4. Road closures and proposed one-way systems will also increase journey lengths and times for residents, again increasing pollution and frustration. No journey will be shorter or quicker as a result of these proposals – many will be longer and slower.
5. Some side streets will become far busier, a few will become the only cut through available and the environment will be significantly worsened. Increased traffic in these residential areas will reduce safety and additional noise and pollution will increase significantly. Access in and out of streets will also be severely restricted.
6. Horsham Avenue/Buxted Road will become the only route to bypass queues on the main roads and in addition to seeing a significant increase in traffic it is likely that queues and bottlenecks will occur at either end. Horsham Avenue residents will suffer considerable difficulties entering / exiting the street , bordering on the extreme, with limited access in and out, funnelled into worsened general traffic and heavy traffic at both ends of the street.
7. The proposed cycle route will also put cyclists on the same roads that through traffic will now be forced onto, increasing the risk to the cyclists. In some cases, the planners are trying to introduce a cycle route onto streets that currently don’t have room for 2 cars to pass each other due to parking on both sides of the road.
8. Any additional parking restrictions introduced will displace residents’ parking outside their homes into adjoining streets where parking is already at saturation point.
9. It will be more difficult for people to park near the shops in Woodhouse Road with a potential adverse impact on the businesses there.
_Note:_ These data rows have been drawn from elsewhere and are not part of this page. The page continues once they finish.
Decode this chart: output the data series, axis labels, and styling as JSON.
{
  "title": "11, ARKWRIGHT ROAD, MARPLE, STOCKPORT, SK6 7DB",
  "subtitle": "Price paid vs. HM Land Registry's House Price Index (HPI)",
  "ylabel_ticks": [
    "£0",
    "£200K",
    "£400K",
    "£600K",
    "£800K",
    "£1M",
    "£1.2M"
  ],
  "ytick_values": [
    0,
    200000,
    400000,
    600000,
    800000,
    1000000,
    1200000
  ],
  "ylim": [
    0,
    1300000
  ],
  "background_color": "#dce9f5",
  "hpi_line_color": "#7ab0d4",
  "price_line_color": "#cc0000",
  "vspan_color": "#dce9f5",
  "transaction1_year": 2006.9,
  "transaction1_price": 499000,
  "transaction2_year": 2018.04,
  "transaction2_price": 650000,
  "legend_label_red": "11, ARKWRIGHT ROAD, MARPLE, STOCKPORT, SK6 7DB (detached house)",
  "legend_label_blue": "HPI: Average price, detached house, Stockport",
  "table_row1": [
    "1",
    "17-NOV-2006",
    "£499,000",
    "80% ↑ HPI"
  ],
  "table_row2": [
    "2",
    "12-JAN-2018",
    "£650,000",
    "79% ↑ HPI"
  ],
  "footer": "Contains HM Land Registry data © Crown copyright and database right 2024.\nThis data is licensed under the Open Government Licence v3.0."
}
Additionally, statutory provision ( s. 16 Traffic Management Act 2004) creates a duty on authorities to manage their road network to secure ” the expeditious movement of traffic “. As the proposals would appear to be likely to result in an increase in congestion there appears to be a conflict between the proposals and that duty, which we think the Council (and Councillors) should bear in mind.
THE WAY AHEAD
We have asked the Council that:
1. the option 1 Scheme should be rejected ;
2. no further work should be done on Option 1;
3. options 2 and 3 should be further developed, but all further development work must progress in a manner which ensures that the wider issues to which we refer above are properly and expressly addressed;
4. The revised proposals should then be the subject of a further consultation of all households in the Scheme roads;
This consultation should include the door-to-door delivery of questionnaires to all the relevant households. The questions in the questionnaire should be proposal specific and test the individual elements of the proposals and should link the choices that residents are asked to consider to the consequences of those choices. Thus, for example, if a proposal includes provision for restricting right turns into Woodhouse Road from the top of Horsham Avenue, respondents should be asked their views on that specific provision and the question should set out the consequences of implementing it in terms of changes to travel routes, and the like. The responses should be analysed on a road-by road basis, as well as in the aggregate.
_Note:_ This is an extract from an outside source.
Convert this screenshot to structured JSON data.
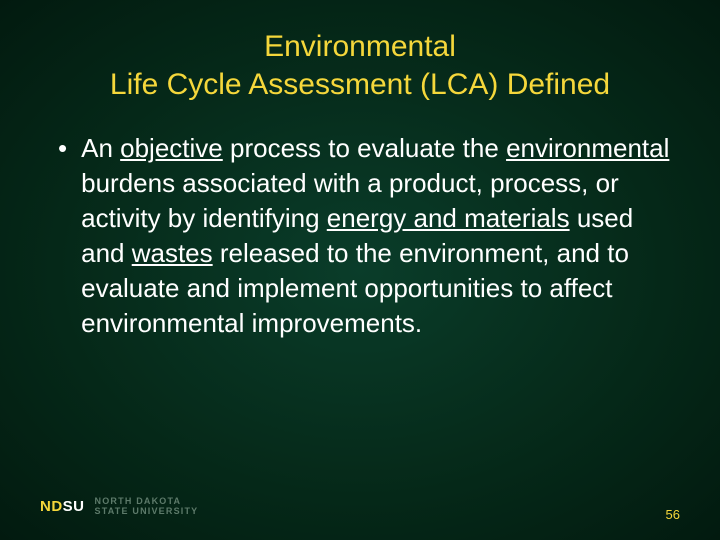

5. a small group, comprising representatives of FBWRA and of the members and residents with whom we are working should be included / consulted on the design of any a new/revised scheme and on the form and content of the final full area consultation before the consultation is carried out.
We have explained to the Council that FBWRA wants to be and is happy to be engaged with the Council about this. This would help the Council and its partners to produce a better scheme for the benefit of all. We know the area and how it functions-our knowledge should be used, not ignored.
The next step will be for representatives of FBWRA and local residents to meet with Council officers after Ward Councillors have given their views to those officers. We hope this further meeting will take place in early May.